Après le dernier article publié dans la rubrique Ubiquituous Economics, un lecteur de Bitter-Cola m’a demandé pourquoi tout ceci fait partie des « sciences économiques ». Je profite donc de cet article pour clarifier tout ça. Il est vrai que lorsqu’on parle d’économie, un public non averti pense soit à de l’économie monétaire, soit à la finance d’entreprise (conf. cet article). Du moins, c’est ce qui me revient le plus. Mais on a le privilège d’aller beaucoup plus loin que ça. On s’intéresse à l’allocation des ressources de façon générale. Et lorsqu’il est question d’un meilleur partage du gâteau, vous êtes d’accord que plein de domaines peuvent être consultés. Le PWYW peut faire l’objet d’un programme de charité dans lequel même si un client peut payer ce qu’il veut, on joue sur plusieurs états psychologiques et sociaux pour qu’il paie, et paie plus. Cela peut permettre à ceux qui ont de l’argent de payer pour des moins nantis qui ne paieront rien. Pensez donc au PWYW pour vos programmes caritatifs 😉 .

 Pour ma part, je pense que le PWYW est une bonne méthode dans des zones à haut indice de confiance. Tu ne veux peut-être pas trahir la confiance du vendeur, et cela lui fait te faire encore plus confiance. Mais c’est aussi tellement risqué.
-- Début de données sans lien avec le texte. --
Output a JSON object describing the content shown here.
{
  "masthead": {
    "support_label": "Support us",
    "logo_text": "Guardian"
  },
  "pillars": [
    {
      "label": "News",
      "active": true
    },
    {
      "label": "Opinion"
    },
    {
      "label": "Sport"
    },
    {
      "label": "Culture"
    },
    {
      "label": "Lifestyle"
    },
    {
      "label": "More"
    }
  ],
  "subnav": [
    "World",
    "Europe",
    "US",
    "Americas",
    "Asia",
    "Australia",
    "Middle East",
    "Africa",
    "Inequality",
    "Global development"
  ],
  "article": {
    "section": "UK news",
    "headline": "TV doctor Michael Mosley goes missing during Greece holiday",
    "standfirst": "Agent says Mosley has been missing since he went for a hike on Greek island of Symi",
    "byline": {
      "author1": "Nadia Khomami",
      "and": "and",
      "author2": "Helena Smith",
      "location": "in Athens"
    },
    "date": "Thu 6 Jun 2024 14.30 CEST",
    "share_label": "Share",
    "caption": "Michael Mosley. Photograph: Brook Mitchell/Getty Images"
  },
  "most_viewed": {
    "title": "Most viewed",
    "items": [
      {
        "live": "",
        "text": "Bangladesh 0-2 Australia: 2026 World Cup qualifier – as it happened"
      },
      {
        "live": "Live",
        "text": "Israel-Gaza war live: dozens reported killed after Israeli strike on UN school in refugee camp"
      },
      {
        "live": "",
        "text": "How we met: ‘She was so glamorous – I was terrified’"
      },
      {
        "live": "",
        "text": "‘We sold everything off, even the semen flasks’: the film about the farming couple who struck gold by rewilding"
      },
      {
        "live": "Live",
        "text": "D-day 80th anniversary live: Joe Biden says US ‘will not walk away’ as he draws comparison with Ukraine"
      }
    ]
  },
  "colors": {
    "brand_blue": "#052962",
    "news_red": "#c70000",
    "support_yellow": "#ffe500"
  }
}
Imaginez que l’Etat mette en place le PWYW pour le paiement des impôts. Tellement facile de prendre ce qui est « gratuit » même quand on a les moyens de payer plus.  Vous entendrez « rhoo c’est d’abord l’Etat le premier voleur non ? »

 Merci pour la lecture ! On se retrouve en octobre pour le prochain article de Ubiquituous Economics !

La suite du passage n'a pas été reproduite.